Posted September 06, 2006 - 10:03 AM

#17

[quote name='Liquelo']Vitals:

52 yrs old
5'10.5"
32" inseam

I'm suprised nobody has brought up the weight of these bikes. 310 lbs (fully loaded w/ dez tank) is a hell of a lot of machine to pick up. He's 51 years old. How much do you weigh? Are you in good physical shape? You better be because if you ever lay this thing down on the side of a steep hill then you are going to utter more swear words than you thought you knew. That and the flooding when it goes down (unless you have a edelbrock). It's a BIG HEAVY BIKE so be prepared for a serious workout..

Now with that being said this bike rocks for Ocatillo! I pretty much mostly ride there or Baja on mine. It loves high speed whoops and washes. Make sure you get a street legal one because they are a blast on the street.

Good Luck!

  • BWB63

Posted September 06, 2006 - 11:25 AM

#18

Go through some of the web pages out there that are all about just the XR650R:

Here are some pages that will show the week points that need fixing and some pages of the BRP in action.

http://www.xr650r.us/issues/

http://xr650r.borynack.com/

http://www.xr650r.us/

Posted Image

  • Old_Man_Time

Posted September 06, 2006 - 11:28 AM

#19

[quote name='BIGGITY'][quote name='Liquelo']Vitals:

52 yrs old
5'10.5"
32" inseam

I'm suprised nobody has brought up the weight of these bikes. 310 lbs (fully loaded w/ dez tank) is a hell of a lot of machine to pick up. He's 51 years old. How much do you weigh? Are you in good physical shape? You better be because if you ever lay this thing down on the side of a steep hill then you are going to utter more swear words than you thought you knew. That and the flooding when it goes down (unless you have a edelbrock). It's a BIG HEAVY BIKE so be prepared for a serious workout..

Now with that being said this bike rocks for Ocatillo! I pretty much mostly ride there or Baja on mine. It loves high speed whoops and washes. Make sure you get a street legal one because they are a blast on the street.

Good Luck![/QUOTE]

I'm 56 years old, 5'8 1/2" (gotta have that 1/2") with a 30-31 inseam. I have had to pick this bike up through the years though very rare to dump it anymore. Your right about laying the bike down on the steep side of a hill. It is a real pain to pick up. Not too bad when it goes down and stays on the trail.

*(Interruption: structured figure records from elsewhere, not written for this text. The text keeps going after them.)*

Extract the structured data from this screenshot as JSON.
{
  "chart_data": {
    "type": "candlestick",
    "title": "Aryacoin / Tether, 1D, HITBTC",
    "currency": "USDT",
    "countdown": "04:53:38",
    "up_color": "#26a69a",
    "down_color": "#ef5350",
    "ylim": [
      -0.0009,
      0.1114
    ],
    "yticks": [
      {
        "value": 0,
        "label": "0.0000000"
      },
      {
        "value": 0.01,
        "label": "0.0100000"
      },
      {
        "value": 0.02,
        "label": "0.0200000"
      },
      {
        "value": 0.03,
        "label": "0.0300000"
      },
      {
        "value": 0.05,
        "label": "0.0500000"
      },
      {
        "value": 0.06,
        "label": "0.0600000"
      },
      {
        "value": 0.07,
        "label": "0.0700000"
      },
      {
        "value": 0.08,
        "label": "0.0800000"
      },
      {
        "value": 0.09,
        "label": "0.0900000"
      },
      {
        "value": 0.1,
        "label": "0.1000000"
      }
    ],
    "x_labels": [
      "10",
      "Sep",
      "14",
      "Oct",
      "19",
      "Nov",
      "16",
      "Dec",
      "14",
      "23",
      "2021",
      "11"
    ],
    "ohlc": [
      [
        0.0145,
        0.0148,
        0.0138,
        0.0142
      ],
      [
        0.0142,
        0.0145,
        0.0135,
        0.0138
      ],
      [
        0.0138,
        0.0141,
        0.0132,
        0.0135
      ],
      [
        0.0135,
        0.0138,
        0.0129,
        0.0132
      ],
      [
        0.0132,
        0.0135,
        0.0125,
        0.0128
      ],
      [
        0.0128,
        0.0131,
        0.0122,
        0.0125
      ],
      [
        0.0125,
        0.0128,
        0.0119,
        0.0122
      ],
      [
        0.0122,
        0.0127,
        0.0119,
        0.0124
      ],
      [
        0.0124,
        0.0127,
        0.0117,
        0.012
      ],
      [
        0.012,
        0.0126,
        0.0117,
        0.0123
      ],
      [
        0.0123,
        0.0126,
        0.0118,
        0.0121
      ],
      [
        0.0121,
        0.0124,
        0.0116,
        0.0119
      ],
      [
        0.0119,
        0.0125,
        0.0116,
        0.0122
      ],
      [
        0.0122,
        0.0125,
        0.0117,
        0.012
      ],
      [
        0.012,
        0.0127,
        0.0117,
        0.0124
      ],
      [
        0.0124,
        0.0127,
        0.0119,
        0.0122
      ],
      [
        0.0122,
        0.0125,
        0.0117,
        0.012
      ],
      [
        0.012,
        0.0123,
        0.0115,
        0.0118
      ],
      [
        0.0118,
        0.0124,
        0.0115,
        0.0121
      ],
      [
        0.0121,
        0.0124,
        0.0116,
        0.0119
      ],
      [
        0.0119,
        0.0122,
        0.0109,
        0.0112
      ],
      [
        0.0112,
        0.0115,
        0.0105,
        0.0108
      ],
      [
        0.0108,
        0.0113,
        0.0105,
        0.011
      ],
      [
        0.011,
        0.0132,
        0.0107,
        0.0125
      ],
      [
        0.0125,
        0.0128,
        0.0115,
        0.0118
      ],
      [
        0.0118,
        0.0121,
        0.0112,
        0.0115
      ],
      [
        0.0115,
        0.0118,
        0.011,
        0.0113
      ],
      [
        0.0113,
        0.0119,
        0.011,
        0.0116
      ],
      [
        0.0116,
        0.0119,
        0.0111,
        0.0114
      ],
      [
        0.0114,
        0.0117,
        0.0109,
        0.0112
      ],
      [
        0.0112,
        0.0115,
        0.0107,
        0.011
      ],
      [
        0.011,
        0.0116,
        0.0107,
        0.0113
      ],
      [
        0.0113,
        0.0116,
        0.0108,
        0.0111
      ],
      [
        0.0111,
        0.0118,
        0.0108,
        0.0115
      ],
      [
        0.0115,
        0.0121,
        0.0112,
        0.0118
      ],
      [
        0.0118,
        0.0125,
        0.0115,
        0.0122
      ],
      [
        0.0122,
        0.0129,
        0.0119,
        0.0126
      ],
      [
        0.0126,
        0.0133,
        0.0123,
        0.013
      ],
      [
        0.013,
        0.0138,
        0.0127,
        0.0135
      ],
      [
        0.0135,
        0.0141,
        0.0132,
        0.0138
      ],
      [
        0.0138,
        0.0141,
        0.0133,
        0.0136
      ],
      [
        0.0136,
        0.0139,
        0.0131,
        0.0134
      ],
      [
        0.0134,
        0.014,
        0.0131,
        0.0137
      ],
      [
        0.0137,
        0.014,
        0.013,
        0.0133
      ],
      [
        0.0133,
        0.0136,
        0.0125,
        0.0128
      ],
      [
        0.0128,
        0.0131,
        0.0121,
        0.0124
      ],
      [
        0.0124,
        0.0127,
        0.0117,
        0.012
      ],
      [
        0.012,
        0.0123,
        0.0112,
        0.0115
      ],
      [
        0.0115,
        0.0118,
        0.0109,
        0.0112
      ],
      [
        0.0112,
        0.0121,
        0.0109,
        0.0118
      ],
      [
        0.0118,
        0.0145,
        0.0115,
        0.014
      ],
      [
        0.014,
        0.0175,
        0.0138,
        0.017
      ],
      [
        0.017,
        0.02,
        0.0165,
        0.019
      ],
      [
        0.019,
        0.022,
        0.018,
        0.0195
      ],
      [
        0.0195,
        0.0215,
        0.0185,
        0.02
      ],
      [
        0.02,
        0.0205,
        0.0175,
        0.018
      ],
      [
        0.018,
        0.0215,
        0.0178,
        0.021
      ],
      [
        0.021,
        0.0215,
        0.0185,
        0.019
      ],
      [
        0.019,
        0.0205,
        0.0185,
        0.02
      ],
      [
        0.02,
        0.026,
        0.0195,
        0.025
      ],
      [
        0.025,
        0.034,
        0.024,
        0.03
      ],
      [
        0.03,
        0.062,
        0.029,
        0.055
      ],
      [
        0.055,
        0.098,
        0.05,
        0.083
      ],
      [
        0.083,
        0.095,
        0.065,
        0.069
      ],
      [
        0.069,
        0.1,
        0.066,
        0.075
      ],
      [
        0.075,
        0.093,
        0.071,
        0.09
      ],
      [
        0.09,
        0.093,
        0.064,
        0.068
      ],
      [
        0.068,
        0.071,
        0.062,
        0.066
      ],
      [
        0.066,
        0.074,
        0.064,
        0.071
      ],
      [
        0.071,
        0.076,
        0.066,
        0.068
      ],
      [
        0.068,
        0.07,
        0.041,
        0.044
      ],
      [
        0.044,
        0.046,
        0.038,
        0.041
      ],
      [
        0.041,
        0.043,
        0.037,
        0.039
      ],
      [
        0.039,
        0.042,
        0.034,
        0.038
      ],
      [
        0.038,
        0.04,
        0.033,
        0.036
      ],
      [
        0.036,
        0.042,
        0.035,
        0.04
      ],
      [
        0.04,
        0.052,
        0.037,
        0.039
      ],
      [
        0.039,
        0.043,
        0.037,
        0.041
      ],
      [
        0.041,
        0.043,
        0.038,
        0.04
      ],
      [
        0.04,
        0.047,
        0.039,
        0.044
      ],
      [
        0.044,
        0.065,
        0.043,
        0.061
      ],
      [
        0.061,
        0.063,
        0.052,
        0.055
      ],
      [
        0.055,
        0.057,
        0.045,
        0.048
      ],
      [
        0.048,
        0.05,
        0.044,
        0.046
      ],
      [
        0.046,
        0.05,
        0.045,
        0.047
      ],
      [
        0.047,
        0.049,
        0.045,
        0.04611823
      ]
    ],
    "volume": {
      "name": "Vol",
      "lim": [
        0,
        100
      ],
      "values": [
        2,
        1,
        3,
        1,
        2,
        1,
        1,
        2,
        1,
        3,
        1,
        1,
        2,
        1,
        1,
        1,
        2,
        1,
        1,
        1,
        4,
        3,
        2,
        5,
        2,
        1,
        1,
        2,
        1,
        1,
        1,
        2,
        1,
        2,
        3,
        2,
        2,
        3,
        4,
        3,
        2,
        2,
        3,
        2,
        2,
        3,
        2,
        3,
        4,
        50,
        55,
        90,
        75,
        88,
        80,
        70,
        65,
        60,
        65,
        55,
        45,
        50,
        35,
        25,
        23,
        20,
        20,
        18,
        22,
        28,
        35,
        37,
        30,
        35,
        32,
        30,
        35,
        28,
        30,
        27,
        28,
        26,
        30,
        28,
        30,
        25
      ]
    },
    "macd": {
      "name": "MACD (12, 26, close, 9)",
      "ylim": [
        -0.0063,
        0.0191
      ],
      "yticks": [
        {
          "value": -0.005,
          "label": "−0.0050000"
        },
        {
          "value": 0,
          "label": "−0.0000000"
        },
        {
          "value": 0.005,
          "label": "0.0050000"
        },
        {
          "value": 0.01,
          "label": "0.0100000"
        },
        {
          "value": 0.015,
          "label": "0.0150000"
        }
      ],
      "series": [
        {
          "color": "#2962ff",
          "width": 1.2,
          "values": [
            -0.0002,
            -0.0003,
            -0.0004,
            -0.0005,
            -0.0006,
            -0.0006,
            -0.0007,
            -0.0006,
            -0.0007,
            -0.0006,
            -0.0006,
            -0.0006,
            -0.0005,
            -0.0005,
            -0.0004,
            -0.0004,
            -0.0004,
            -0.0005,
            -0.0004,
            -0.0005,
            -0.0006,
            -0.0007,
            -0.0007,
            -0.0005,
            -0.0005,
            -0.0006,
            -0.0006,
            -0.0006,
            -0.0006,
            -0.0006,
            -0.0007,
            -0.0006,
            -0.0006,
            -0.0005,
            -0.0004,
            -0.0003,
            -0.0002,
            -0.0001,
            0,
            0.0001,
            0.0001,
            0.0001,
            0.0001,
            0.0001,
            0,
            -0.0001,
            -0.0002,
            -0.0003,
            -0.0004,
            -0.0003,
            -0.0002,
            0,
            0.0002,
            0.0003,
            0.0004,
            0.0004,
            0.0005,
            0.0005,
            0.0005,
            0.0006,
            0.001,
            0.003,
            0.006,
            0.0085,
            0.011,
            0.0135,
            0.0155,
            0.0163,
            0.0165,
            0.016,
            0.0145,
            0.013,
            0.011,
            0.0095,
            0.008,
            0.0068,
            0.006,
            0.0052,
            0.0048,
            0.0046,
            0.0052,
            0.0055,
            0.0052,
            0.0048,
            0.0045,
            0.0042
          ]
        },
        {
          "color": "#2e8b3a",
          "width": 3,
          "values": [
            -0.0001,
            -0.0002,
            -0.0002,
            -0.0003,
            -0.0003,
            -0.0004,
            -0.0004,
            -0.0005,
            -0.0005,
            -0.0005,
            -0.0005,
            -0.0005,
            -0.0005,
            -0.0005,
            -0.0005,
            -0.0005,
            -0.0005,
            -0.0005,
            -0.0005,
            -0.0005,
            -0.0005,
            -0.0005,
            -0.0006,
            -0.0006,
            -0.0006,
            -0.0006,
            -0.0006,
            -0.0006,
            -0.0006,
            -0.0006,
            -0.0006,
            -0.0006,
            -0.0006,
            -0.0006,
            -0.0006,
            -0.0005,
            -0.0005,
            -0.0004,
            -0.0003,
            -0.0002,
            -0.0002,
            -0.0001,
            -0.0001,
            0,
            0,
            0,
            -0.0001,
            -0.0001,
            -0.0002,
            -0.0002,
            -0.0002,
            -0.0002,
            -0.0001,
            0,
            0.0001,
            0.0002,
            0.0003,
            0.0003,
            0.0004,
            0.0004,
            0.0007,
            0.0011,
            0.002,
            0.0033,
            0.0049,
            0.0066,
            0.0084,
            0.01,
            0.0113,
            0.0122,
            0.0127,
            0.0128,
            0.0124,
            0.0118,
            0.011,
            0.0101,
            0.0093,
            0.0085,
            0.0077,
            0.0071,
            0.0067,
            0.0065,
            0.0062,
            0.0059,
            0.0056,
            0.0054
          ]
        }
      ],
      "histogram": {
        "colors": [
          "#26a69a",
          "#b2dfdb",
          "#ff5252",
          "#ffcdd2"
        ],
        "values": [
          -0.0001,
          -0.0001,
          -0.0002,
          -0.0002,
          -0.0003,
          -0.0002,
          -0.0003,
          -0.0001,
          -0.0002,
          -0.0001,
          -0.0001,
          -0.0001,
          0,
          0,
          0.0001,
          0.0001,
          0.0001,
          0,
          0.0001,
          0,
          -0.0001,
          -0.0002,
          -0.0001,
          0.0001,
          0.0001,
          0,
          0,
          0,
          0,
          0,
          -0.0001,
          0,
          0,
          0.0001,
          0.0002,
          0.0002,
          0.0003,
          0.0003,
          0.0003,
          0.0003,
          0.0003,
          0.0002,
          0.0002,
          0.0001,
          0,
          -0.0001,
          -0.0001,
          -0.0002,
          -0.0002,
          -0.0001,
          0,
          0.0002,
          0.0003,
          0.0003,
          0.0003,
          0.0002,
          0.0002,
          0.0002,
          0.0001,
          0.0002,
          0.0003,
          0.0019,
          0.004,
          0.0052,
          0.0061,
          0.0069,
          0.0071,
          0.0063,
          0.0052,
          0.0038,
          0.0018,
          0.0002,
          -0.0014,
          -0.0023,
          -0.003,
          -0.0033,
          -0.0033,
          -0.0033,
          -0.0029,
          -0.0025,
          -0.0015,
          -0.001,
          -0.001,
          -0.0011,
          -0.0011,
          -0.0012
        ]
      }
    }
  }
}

The Edelbrock is great but before the Edelbrock I was a man who knew the proper procedure and followed them religiously.

There are better bikes for beginners but if you cut your teeth on this you can ride just about anything. I cut my dirt biking teeth on a KX500 on tight trails which I do not recommend to anyone as a starter bike. From there I went straight to the XR650R and rode it for years in the tight mountain single track trails. Then the 525EXC and finally the KDX220. I have kept all these bikes and they are basically purpose built bikes now. The KX500 and XR650R are my desert machines. I save my 525 and 220 for the forested mountain single track trails. It's nice to have the right tool for each job.
:thumbsup:

  • Boudroux

Posted September 06, 2006 - 11:29 AM

#20

Ah, in reality the bike isn't that hard to pick up. Using both hands on one grip provides a lot of leverage. I've seen the little 140 pounders pick these things up no problems.